The Alpha Incident was released for the first time on DVD by Mill Creek Entertainment on August 30, 2005 as a part of its
Chilling Classics: 50 Movie Pack. On August 15, 2006 it was released by Digital 1 Stop, as a part of its
Nightmare Worlds: 50 Movie Pack. Mill Creek re-released the film on four separate occasions as a part of various multi-film packs in 2007 and 2008. On August 24, 2010, the film was released as a part of a multi-film pack by Tnt Media Group. On September 21, that same year it was released as a single-feature by Synergy Entertainment.

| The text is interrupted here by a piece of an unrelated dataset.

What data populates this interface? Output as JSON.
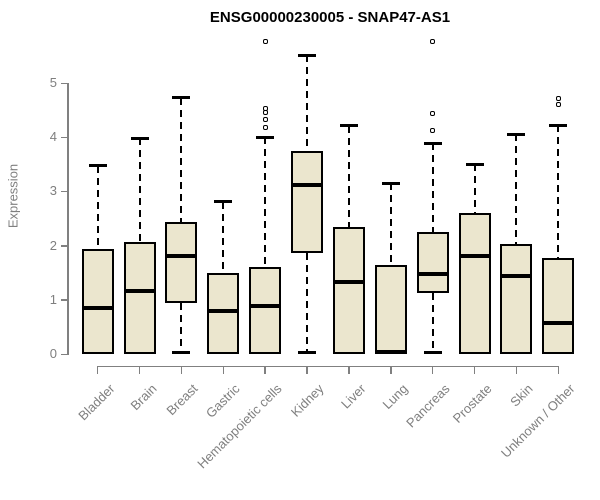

As of November 2021, the full movie is available on YouTube.

==Reception==

The Alpha Incident received mostly negative reviews upon its release.
Alan Jones from Radio Times rated the film a negative one out of five stars, calling it "[an] over-talky feeble fable". Dan Budnik from Bleeding Skull also criticized the film as being "overly talky", while also criticizing the film's underwritten and unlikable characters and sluggish pacing. On his website Fantastic Movie Musings and Ramblings, Dave Sindelar similarly criticized the film's unlikable characters, with character interactions being "repetitious and tiresome". Sindelar also criticized the film's poor acting and dialogue.

Creature Feature gave the movie one star, citing many of the same issues in the above review and noting that Ralph Meeker is wasted in the movie and his death scene the only interesting part of the film. The Encyclopedia of Science Fiction noted that director Rebane is known for his low budget movies, and this is neither his best nor his worst.